La recente contrazione della domanda per alcune materie prime, accompagnata da una riduzione dei costi energetici, sta generando un calo di prezzi. Ciononostante, il periodo attuale continua ad essere contraddistinto da un’inflazione importante, alti tassi d’interesse, volatilità nei tassi di cambio e difficoltà nel reperire manodopera.

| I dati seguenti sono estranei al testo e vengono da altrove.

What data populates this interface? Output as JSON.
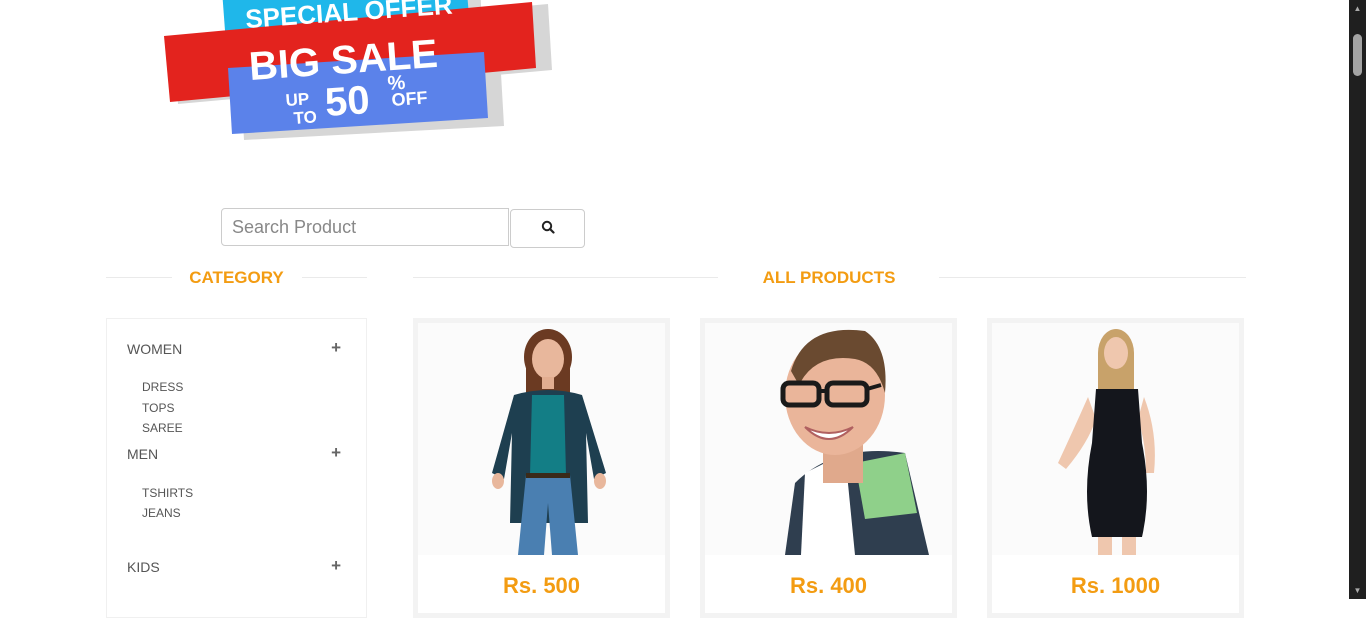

- Nel 2022, la produzione agricola globale ha risentito a più riprese delle conseguenze dell’aumento dei prezzi dell’energia, dell’aumento dei costi di produzione, della guerra in Ucraina e dell’inflazione alimentare. Inoltre, è stato un anno in cui si sono registrate le temperature più alte della storia, influendo in modo significativo sui raccolti durante tutto il corso dell’anno.
- Il conflitto Russo-Ucraino ha aggravato il disequilibrio tra domanda e offerta. L’UE è stata più colpita rispetto ad altre parti del mondo che, soprattutto a causa della sua dipendenza energetica dalla Russia, assieme alla forte inflazione e un progressivo deprezzamento dell’Euro, ha visto una maggiore esposizione dei suoi mercati alla volatilità e i differenziali tra prezzi internazionali e prezzi europei aumentare sempre di più.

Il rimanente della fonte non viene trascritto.